Operator bases, $S$-matrices, and their partition functions

Abstract: Relativistic quantum systems that admit scattering experiments are quantitatively described by effective field theories, where $S$-matrix kinematics and symmetry considerations are encoded in the operator spectrum of the EFT. In this paper we use the $S$-matrix to derive the structure of the EFT operator basis, providing complementary descriptions in (i) position space utilizing the conformal algebra and cohomology and (ii) momentum space via an algebraic formulation in terms of a ring of momenta with kinematics implemented as an ideal. These frameworks systematically handle redundancies associated with equations of motion (on-shell) and integration by parts (momentum conservation). We introduce a partition function, termed the Hilbert series, to enumerate the operator basis--correspondingly, the $S$-matrix--and derive a matrix integral expression to compute the Hilbert series. The expression is general, easily applied in any spacetime dimension, with arbitrary field content and (linearly realized) symmetries. In addition to counting, we discuss construction of the basis. Simple algorithms follow from the algebraic formulation in momentum space.
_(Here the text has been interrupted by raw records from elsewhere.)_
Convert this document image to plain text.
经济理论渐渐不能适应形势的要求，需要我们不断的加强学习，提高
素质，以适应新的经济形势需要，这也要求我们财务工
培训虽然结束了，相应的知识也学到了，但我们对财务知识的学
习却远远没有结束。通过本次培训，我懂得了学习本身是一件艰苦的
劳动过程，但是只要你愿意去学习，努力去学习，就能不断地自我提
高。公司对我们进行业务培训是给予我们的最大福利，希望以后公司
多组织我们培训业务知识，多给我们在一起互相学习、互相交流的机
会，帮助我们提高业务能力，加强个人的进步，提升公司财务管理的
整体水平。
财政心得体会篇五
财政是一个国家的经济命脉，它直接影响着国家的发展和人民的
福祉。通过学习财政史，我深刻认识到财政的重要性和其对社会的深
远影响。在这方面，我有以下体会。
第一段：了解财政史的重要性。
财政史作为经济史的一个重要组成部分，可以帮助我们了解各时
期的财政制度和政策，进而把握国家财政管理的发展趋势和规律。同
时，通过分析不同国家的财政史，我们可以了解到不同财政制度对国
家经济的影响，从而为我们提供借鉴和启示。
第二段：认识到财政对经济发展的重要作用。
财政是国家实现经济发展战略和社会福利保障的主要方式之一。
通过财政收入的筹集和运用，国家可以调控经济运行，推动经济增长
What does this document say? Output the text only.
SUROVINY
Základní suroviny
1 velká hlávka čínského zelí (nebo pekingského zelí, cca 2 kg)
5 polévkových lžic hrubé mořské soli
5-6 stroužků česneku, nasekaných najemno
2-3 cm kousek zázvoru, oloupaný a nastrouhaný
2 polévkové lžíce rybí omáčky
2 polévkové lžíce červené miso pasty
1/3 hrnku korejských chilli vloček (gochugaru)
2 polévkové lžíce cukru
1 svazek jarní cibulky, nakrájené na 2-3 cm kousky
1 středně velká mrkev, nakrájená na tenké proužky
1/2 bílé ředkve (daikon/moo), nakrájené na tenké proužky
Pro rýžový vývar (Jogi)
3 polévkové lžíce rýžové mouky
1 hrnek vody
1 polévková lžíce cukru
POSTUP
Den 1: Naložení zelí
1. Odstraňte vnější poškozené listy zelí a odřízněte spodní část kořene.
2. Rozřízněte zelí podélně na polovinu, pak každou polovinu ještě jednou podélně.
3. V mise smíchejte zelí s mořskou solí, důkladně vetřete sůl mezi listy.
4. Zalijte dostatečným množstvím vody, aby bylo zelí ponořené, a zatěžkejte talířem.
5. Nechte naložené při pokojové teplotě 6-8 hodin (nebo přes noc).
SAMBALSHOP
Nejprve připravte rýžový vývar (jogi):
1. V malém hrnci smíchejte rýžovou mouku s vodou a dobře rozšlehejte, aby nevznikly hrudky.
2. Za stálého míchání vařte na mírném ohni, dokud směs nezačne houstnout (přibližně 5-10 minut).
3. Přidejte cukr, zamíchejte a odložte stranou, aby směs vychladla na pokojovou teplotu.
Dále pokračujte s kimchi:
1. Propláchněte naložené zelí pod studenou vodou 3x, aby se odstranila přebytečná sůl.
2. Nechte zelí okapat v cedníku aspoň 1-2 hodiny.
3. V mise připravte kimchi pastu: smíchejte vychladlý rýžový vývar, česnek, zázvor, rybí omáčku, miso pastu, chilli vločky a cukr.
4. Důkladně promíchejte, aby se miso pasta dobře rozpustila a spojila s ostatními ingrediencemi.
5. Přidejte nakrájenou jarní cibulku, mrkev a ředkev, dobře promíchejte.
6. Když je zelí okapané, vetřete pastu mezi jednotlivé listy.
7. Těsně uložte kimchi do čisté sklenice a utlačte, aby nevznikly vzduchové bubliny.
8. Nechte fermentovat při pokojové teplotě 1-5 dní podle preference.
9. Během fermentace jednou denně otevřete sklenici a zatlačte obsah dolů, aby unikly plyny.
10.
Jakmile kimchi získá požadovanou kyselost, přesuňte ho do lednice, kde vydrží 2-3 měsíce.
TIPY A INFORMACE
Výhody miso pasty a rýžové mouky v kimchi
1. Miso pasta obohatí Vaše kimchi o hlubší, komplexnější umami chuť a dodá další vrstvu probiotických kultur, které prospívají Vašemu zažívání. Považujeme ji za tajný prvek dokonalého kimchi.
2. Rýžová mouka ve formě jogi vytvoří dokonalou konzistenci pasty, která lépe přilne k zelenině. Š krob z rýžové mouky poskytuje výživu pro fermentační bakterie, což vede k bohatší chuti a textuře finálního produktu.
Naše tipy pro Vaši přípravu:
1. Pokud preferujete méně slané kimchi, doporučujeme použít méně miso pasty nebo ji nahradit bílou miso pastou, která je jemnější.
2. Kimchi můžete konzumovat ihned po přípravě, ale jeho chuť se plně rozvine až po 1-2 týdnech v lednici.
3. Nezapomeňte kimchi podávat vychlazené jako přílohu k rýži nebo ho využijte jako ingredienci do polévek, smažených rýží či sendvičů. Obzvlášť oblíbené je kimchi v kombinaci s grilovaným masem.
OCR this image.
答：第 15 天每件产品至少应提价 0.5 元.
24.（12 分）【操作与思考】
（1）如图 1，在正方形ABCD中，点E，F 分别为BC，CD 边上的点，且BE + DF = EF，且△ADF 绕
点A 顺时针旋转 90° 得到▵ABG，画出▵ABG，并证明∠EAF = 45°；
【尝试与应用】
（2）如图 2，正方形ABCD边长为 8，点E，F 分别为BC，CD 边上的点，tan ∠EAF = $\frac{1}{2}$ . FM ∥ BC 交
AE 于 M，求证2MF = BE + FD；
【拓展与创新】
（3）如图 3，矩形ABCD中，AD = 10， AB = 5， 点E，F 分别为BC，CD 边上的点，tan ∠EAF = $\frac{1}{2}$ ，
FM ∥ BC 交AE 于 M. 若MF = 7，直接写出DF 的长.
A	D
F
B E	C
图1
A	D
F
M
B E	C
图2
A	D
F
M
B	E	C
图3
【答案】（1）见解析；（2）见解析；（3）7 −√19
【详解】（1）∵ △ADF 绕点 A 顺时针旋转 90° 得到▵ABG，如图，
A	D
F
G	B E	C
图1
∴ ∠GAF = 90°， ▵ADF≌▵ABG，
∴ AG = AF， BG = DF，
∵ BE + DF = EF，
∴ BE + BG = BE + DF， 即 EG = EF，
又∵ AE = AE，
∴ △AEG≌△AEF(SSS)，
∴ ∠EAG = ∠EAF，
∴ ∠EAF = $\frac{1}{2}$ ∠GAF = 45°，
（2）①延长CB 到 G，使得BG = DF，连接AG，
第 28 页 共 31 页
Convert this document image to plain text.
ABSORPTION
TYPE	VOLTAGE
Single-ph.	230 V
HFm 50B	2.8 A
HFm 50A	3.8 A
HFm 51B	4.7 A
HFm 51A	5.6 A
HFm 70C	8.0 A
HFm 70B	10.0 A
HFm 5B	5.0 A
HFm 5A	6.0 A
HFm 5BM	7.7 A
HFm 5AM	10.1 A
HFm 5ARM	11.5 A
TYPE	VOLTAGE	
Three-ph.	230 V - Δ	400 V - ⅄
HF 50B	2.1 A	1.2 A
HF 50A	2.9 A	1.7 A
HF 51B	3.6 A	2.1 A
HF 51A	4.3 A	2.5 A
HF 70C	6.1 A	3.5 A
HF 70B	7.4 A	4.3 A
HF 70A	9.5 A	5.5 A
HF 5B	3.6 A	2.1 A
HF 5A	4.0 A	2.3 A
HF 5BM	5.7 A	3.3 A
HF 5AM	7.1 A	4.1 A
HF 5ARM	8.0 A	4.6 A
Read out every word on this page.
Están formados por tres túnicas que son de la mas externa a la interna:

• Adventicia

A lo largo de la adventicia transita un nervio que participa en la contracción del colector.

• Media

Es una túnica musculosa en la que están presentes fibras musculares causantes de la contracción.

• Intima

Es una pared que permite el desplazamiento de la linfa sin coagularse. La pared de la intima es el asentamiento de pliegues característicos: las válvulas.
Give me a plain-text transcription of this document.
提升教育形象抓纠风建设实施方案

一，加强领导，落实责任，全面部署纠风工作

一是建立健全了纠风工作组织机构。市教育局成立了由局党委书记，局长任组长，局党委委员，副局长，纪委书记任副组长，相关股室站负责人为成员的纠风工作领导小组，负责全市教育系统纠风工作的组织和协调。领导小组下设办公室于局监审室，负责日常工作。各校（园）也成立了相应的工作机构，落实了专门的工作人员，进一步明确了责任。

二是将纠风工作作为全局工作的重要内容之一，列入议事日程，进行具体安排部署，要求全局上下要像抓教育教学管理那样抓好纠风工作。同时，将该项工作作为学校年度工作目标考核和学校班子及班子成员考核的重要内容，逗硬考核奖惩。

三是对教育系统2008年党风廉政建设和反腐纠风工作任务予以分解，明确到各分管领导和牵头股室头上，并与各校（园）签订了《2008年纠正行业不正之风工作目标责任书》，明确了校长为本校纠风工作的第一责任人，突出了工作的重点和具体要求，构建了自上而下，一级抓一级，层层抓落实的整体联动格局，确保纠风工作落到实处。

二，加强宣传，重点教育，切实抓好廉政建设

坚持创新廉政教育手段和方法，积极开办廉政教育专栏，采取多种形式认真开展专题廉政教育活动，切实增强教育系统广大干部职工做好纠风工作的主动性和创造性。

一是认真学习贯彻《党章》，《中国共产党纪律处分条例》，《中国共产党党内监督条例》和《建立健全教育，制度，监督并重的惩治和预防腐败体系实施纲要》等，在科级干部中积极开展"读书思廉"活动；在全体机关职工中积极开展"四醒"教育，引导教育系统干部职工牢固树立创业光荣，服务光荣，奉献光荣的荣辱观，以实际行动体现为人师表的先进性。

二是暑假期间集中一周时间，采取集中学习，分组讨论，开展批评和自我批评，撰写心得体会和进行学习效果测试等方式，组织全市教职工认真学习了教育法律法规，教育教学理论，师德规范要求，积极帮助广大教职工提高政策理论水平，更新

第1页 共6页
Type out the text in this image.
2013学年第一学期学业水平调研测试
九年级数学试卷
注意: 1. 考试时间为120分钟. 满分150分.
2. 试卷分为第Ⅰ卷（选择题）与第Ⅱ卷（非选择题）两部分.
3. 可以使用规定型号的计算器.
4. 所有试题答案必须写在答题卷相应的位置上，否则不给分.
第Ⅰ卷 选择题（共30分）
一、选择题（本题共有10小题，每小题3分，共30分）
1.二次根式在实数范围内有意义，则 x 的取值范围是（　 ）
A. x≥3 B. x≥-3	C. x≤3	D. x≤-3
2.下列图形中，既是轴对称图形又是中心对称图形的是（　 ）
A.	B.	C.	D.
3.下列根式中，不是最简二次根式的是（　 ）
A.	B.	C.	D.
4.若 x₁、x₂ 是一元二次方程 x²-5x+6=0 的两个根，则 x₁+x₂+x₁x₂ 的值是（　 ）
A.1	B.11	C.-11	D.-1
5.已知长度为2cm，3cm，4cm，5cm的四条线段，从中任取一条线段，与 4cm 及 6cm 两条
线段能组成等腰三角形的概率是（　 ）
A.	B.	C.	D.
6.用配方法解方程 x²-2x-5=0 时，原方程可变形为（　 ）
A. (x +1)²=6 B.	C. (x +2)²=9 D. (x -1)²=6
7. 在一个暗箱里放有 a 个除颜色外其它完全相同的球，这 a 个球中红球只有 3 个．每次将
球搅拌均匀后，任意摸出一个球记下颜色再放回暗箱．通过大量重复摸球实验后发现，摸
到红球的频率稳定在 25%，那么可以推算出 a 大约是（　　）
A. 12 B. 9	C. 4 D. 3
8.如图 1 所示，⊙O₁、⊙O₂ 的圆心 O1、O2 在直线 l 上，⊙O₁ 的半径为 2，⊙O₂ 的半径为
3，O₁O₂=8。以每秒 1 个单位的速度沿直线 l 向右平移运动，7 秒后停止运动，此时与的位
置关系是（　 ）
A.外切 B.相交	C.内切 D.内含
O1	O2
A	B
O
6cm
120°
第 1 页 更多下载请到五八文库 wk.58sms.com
We explicitly compute the basis for operators involving up to $n=5$ scalar fields. This construction universally applies to fields with spin, since the operator basis for scalars encodes the momentum dependence of $n$-point amplitudes. We discuss in detail the operator basis for non-linearly realized symmetries. In the presence of massless particles, there is freedom to impose additional structure on the $S$-matrix in the form of soft limits. The most na\"ive implementation for massless scalars leads to the operator basis for pions, which we confirm using the standard CCWZ formulation for non-linear realizations.